Männliche und transsexuelle Sexarbeiter_innen finden keine Erwähnung, obwohl insbesondere letztere überproportional von gewalttätigen Übergriffen betroffen sind.

Mehr als häufig sind Trans*-Frauen darauf angewiesen, Sexarbeit zu machen, weil der Arbeitsmarkt ihnen sonst kaum Gelegenheiten gibt, ihre eigene Existenz zu sichern. Gerade die Migrantinnen haben es auf dem Straßenstrich schwer, weil sie sich bei Gewalt-Fällen schwieriger an die Polizei wenden können und insgesamt noch weniger gesehen oder gehört werden als andere Trans*-Frauen. [Quelle: Gays & Lesbians aus der Türkei, GLADT e.V.]
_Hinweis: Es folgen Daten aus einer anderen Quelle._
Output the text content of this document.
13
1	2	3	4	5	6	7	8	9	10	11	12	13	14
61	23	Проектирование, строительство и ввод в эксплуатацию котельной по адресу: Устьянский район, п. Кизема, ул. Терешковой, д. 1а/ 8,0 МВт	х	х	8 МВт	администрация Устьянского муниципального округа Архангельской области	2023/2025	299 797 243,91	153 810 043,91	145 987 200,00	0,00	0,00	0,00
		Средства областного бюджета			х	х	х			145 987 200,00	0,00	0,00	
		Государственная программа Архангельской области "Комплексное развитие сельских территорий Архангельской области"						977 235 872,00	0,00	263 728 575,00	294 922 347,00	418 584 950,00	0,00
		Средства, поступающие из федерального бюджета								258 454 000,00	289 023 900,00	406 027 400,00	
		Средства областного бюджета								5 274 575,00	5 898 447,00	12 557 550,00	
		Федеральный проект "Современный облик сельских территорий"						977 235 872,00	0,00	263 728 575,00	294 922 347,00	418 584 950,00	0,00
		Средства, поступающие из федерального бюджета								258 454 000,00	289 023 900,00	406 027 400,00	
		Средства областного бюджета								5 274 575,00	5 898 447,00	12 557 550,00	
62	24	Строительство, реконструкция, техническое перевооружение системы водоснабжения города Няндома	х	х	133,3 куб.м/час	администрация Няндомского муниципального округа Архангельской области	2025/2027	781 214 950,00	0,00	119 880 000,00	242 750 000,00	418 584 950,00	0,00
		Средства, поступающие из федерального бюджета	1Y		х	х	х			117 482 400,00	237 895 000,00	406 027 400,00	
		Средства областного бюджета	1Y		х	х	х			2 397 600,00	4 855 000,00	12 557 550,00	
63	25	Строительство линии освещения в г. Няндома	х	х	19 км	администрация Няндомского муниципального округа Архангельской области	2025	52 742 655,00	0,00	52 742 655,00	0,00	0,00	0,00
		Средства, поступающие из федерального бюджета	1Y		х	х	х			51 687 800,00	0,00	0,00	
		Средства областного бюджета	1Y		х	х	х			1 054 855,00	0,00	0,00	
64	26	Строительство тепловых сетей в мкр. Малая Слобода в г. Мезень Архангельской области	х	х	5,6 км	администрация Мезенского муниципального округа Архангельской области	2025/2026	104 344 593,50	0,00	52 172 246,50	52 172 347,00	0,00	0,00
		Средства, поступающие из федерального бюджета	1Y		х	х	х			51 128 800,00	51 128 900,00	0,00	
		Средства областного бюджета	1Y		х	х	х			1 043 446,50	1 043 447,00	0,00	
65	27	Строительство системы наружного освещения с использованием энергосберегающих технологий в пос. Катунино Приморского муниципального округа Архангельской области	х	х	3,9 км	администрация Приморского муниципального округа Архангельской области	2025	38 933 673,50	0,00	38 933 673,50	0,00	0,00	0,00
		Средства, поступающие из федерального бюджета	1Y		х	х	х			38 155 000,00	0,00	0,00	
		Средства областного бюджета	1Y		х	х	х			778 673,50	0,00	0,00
2a. Kein unbeschränktes Aufenthaltsrecht für Menschenhandelsopfer

„Für die Opfer werden wir unter Berücksichtigung ihres Beitrags zur Aufklärung, ihrer Mitwirkung im Strafverfahren sowie ihrer persönlichen Situation das Aufenthaltsrecht verbessern sowie eine intensive Unterstützung, Betreuung und Beratung gewährleisten.“

Einer der wenigen Punkte, bei denen sich die Befürworter_innen und Gegner_innen der Prostitution einig sind, ist, Opfern sexueller Ausbeutung unabhängig ihrer Aussagen vor Gericht gegen Menschenhändler ein unbeschränktes Aufenthaltsrecht zu gewährleisten. Zitat aus der Anrufung des Vermittlungsausschusses durch den Bundesrat:

Ein weiterer wichtiger Baustein zur effektiven Bekämpfung des Menschenhandels ist die Stärkung der Opfer von Menschenhandel. Diesen Teilaspekt klammert das Gesetz aus. Die Ausgestaltung dieses Aufenthaltsrechts muss den besonderen Erfordernissen der Situation Rechnung tragen, in der sich die Betroffenen befinden. So dürfen etwa aufenthaltsrechtliche Beschränkungen nicht an der Teilnahme an Zeugenschutzprogrammen hindern.

Obwohl die vorliegende Version des Koalitionsvertrags das Aufenthaltsrecht nun nicht mehr gänzlich ausklammert, ist die Formulierung dennoch derart vage gehalten, dass hier keine wirksame Verbesserung für Menschenhandelsopfer zu erwarten ist. Wie die Lücken im Bereich der Opferentschädigung geschlossen werden sollen, bleibt ebenfalls offen, denn die Finanzier- und Machbarkeit der intensiven Unterstützung, Betreuung und Beratung, die gewährleistet werden soll, bleibt unerwähnt.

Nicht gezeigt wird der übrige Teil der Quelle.